At the same time, however, Lighty said that unions today can’t afford to be on the defensive and just wage narrow fights for union issues. “We have to broaden the fight, to go after the 1 percent, the wealthy elites. We got to have a program that speaks to working people broadly. Our program represents a new social unionism and is based on FDR’s 1944 Economic Bill of Rights.”

While NNU is broadening its union coalition to embrace a FTT, Lighty said New York’s unions have been slow to embrace an FTT because the building trades and public sector unions benefit from the revenues that Wall Street makes. The city already has an FTT on the books, but doesn’t collect the revenue because the financial companies have threatened to move to New Jersey, according to Lighty.

Also, the City’s building trades and public sector fear that a higher tax would cut into their members’ pension portfolios. But Lighty said that NNU’s economists are convinced that the City’s pension funds would still achieve historical returns after they found that the FTT would be lower than the pension fees the funds pay to financial advisers.

The City’s unions should consider that even if there is a slight cut to their pension portfolios with an FTT at 0.5 percent, the cut would be greatly offset by a $350 billion annual injection that would create jobs, thereby improving union members’ chances for employment.

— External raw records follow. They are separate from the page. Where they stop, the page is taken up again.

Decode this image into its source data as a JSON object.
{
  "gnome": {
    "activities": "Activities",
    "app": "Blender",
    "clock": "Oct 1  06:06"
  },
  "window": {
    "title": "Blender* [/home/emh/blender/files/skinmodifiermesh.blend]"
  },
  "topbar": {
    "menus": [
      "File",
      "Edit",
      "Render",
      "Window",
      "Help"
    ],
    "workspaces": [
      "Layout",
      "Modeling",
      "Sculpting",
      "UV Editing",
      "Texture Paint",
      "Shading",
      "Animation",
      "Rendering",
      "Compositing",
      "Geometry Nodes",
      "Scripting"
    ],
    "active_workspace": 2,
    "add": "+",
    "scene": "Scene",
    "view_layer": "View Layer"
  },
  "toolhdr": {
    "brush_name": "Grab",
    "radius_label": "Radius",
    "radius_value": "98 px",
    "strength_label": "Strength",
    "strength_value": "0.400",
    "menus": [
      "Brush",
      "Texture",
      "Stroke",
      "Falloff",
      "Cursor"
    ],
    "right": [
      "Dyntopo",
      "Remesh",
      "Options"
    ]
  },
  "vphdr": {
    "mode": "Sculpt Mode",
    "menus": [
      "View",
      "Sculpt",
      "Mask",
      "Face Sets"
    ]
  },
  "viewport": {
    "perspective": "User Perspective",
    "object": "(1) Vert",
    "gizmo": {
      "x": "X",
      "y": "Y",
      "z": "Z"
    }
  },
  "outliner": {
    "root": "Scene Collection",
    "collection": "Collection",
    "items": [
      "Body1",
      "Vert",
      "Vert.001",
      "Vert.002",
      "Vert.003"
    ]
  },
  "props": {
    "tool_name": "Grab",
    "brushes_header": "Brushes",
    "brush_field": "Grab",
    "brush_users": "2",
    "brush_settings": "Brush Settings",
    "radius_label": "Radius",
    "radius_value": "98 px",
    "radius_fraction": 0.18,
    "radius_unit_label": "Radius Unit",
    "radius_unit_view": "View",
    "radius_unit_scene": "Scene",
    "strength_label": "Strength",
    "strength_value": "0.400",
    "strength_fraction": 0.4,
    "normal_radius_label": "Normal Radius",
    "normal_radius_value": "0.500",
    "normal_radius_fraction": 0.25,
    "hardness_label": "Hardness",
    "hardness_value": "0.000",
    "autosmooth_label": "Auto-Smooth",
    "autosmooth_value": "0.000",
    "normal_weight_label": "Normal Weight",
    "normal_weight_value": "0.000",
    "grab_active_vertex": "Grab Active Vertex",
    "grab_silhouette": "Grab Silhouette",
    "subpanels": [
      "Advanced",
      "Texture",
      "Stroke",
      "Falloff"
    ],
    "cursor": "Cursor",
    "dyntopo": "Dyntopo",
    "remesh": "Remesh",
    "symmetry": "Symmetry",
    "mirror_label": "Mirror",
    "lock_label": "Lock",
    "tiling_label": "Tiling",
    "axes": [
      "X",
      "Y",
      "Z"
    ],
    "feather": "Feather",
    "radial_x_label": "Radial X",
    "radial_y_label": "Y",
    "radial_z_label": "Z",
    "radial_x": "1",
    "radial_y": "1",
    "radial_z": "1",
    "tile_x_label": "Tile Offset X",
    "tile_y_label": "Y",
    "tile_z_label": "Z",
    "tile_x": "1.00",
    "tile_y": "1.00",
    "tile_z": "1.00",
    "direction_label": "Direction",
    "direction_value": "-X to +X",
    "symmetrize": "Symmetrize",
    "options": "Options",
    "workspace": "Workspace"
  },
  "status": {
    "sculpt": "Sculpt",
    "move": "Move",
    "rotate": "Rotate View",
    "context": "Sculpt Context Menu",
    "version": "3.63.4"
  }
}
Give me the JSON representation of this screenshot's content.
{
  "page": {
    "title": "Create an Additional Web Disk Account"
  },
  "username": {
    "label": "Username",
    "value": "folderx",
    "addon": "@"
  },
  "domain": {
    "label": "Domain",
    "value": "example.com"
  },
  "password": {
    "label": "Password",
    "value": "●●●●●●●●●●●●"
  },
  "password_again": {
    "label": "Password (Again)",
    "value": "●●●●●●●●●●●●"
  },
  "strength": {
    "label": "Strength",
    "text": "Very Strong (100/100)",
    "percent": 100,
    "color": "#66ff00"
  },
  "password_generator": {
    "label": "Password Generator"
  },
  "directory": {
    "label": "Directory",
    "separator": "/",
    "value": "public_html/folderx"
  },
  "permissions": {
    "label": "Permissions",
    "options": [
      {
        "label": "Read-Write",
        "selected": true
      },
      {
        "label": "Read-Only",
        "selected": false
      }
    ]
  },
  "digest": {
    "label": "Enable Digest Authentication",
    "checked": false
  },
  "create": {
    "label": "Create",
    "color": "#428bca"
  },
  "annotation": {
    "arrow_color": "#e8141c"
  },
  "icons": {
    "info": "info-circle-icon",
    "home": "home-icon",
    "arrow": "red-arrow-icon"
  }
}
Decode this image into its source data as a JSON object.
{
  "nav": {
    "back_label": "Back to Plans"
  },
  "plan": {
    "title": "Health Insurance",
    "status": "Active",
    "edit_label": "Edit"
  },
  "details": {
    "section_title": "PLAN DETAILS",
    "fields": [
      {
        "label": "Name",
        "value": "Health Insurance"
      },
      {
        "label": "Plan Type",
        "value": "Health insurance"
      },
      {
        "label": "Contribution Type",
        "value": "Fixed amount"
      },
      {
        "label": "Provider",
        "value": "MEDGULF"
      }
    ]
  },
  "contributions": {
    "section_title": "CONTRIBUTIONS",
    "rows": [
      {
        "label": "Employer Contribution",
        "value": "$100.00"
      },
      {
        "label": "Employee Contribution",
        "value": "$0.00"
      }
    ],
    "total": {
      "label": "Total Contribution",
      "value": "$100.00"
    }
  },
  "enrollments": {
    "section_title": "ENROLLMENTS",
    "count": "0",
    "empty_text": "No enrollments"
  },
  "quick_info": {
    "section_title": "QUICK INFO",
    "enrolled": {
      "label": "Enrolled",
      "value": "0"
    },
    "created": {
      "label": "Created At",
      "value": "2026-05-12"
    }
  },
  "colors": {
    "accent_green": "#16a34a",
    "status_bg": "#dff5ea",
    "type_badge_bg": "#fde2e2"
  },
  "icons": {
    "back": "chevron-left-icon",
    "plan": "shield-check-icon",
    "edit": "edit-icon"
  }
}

Lighty concurred, “It’s short-sighted ultimately to say that the 0.5 percent FTT could potentially shave off 0.2 percent on members’ pensions, when there’s the opportunity to create a new economy that puts members to work and expands pensions.”

But Robert Pollin, an economist at the University of Massachusetts, Amherst, who co-authored a December brief on the merits of an FTT, warned, “The FTT is not a panacea, and nobody should think it is. The FTT works well in a broader context of short- and long-term proposals.”